In this state, physiological saline is injected from the luer lock part 21 of the electrode 1 and a high-speed flow of physiological saline is applied to the ion exchange balloon 3.
and give it to the passage where Teflon tube 4 is purchased, and electrically 4~l
Power on. When electrolysis occurs between the Raijin 1 and the physiological saline, gas such as hydrogen is generated.This gas is transferred to the 1■-shaped part 5 at the top of the Teflon duplex 4 by the flow of the physiological saline.
When asked, the electrode part J is leaked out. Active ions generated from the electrode 1 pass through the ion exchange balloon 3 and are diffused into the living body, destroying cancer cells in the affected area.

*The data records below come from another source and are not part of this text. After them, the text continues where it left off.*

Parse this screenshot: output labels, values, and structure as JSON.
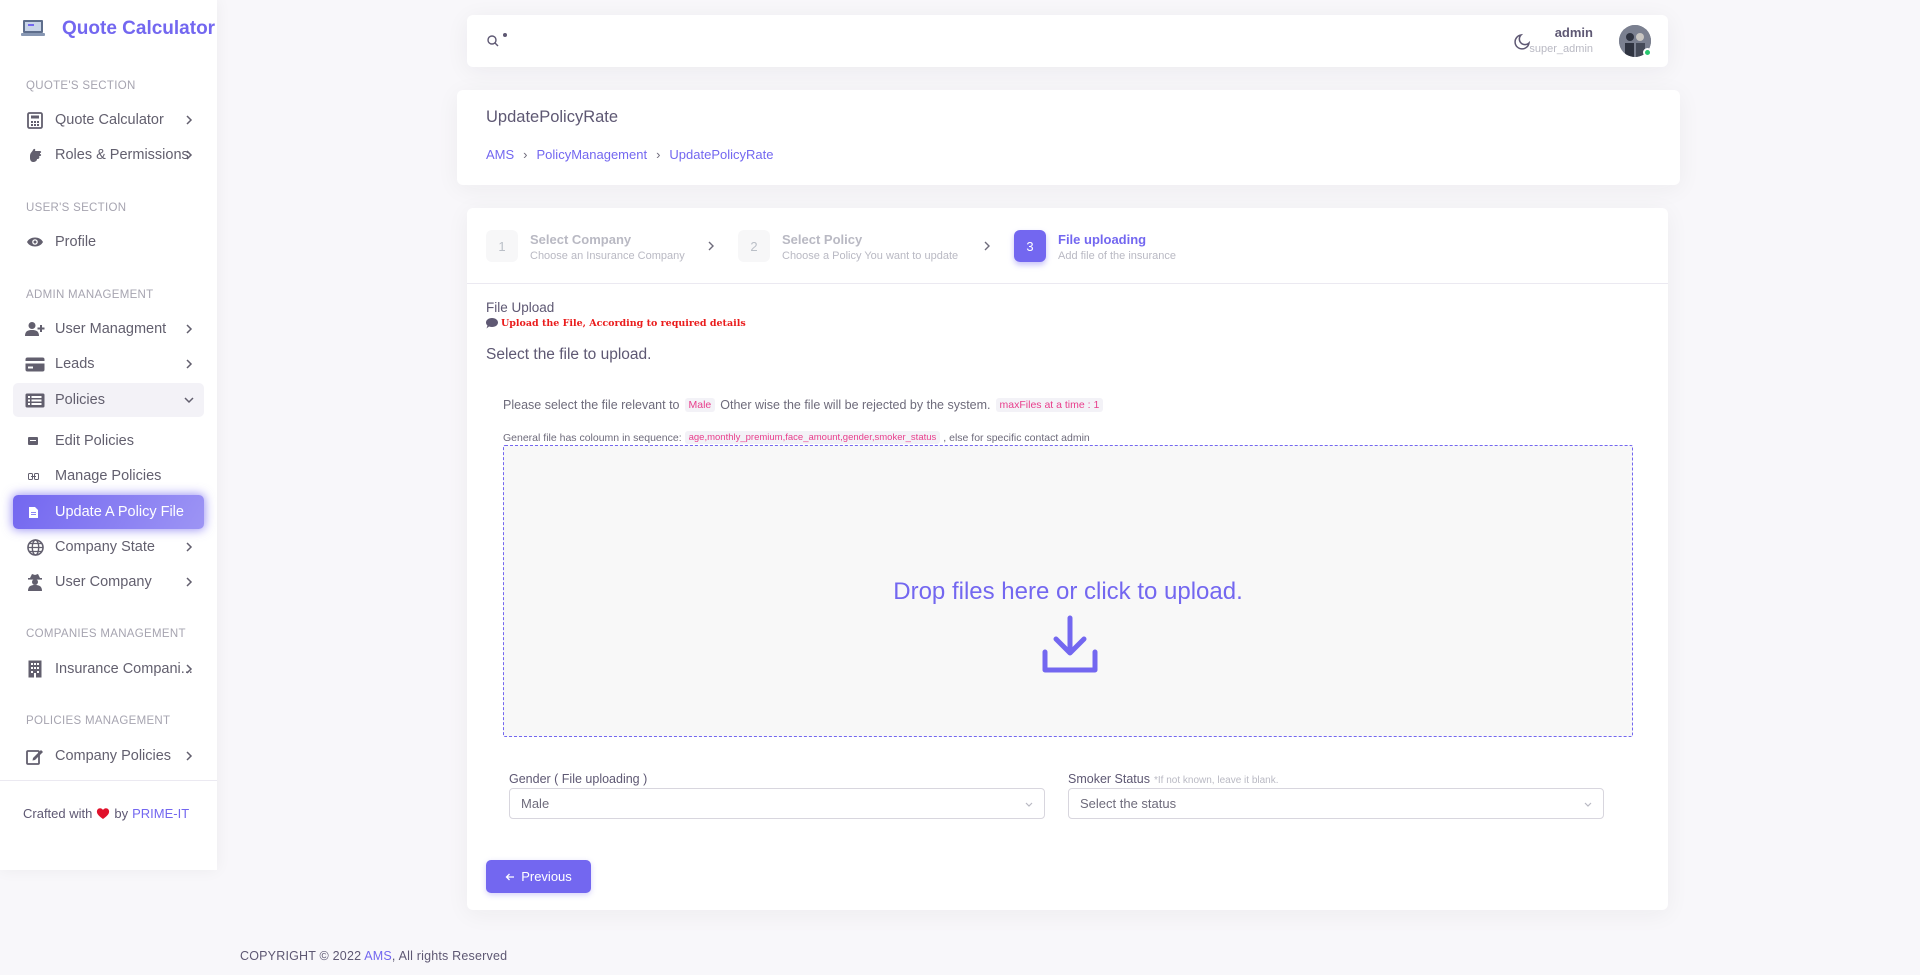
{
  "brand": {
    "name": "Quote Calculator"
  },
  "sidebar": {
    "sections": [
      {
        "header": "QUOTE'S SECTION"
      },
      {
        "header": "USER'S SECTION"
      },
      {
        "header": "ADMIN MANAGEMENT"
      },
      {
        "header": "COMPANIES MANAGEMENT"
      },
      {
        "header": "POLICIES MANAGEMENT"
      }
    ],
    "items": {
      "quote_calculator": "Quote Calculator",
      "roles": "Roles & Permissions",
      "profile": "Profile",
      "user_management": "User Managment",
      "leads": "Leads",
      "policies": "Policies",
      "edit_policies": "Edit Policies",
      "manage_policies": "Manage Policies",
      "update_policy_file": "Update A Policy File",
      "company_state": "Company State",
      "user_company": "User Company",
      "insurance_companies": "Insurance Compani...",
      "company_policies": "Company Policies"
    },
    "footer": {
      "prefix": "Crafted with",
      "by": "by",
      "brand": "PRIME-IT"
    }
  },
  "topbar": {
    "user_name": "admin",
    "user_role": "super_admin"
  },
  "page": {
    "title": "UpdatePolicyRate",
    "breadcrumb": [
      "AMS",
      "PolicyManagement",
      "UpdatePolicyRate"
    ]
  },
  "stepper": {
    "steps": [
      {
        "num": "1",
        "title": "Select Company",
        "subtitle": "Choose an Insurance Company"
      },
      {
        "num": "2",
        "title": "Select Policy",
        "subtitle": "Choose a Policy You want to update"
      },
      {
        "num": "3",
        "title": "File uploading",
        "subtitle": "Add file of the insurance"
      }
    ],
    "active_step": 3
  },
  "upload": {
    "section_label": "File Upload",
    "warning": "Upload the File, According to required details",
    "heading": "Select the file to upload.",
    "info_prefix": "Please select the file relevant to",
    "info_gender": "Male",
    "info_suffix": "Other wise the file will be rejected by the system.",
    "max_files": "maxFiles at a time : 1",
    "columns_prefix": "General file has coloumn in sequence:",
    "columns_code": "age,monthly_premium,face_amount,gender,smoker_status",
    "columns_suffix": ", else for specific contact admin",
    "dropzone_text": "Drop files here or click to upload."
  },
  "form": {
    "gender_label": "Gender ( File uploading )",
    "gender_value": "Male",
    "smoker_label": "Smoker Status",
    "smoker_hint": "*If not known, leave it blank.",
    "smoker_value": "Select the status"
  },
  "actions": {
    "previous": "Previous"
  },
  "footer": {
    "prefix": "COPYRIGHT © 2022",
    "brand": "AMS",
    "suffix": ", All rights Reserved"
  },
  "colors": {
    "primary": "#7367f0",
    "danger": "#ea1c1c",
    "success": "#28c76f"
  },
  "icons": {
    "search": "search-icon",
    "moon": "moon-icon",
    "calculator": "calculator-icon",
    "hand": "hand-icon",
    "eye": "eye-icon",
    "user-plus": "user-plus-icon",
    "card": "credit-card-icon",
    "list": "list-icon",
    "globe": "globe-icon",
    "spy": "user-secret-icon",
    "building": "building-icon",
    "edit": "edit-icon",
    "download": "download-icon"
  }
}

[Brief explanation of the drawing]

The drawing shows an embodiment of the present invention, and is a simplified longitudinal cross-sectional view of a single energized cancer breaking device. 1... Electrode, 3... Ion exchange balloon, 4... Teflon tube. Agent Akira Asamura

Claims (3)

[Claims] (1) Comprising an electrode, an ion-exchange membrane partition near the electrode, and a conductive liquid passageway for discharging light generated during electrolysis between the electrode and the conductive liquid. , An electrical disease destruction device characterized in that the ion exchange membrane partition wall is a rubber balloon made of an ion exchange membrane. (2) The current-carrying disease destruction device according to claim 1, wherein the electrode is a pipe-shaped electrode forming a hollow path through which no conductive liquid passes. (3) At one end of the electrode, an opening for discharging the electrically conductive liquid is formed, and at the other end, an opening for discharging the electrically conductive liquid is formed, and in the vicinity of the discharge opening of the electrode, the following is written: 3. The current-carrying cancer breaking device 1a according to claim 2, wherein a Δn exchange membrane partition is provided to form the passage for the current-carrying liquid around the electrode.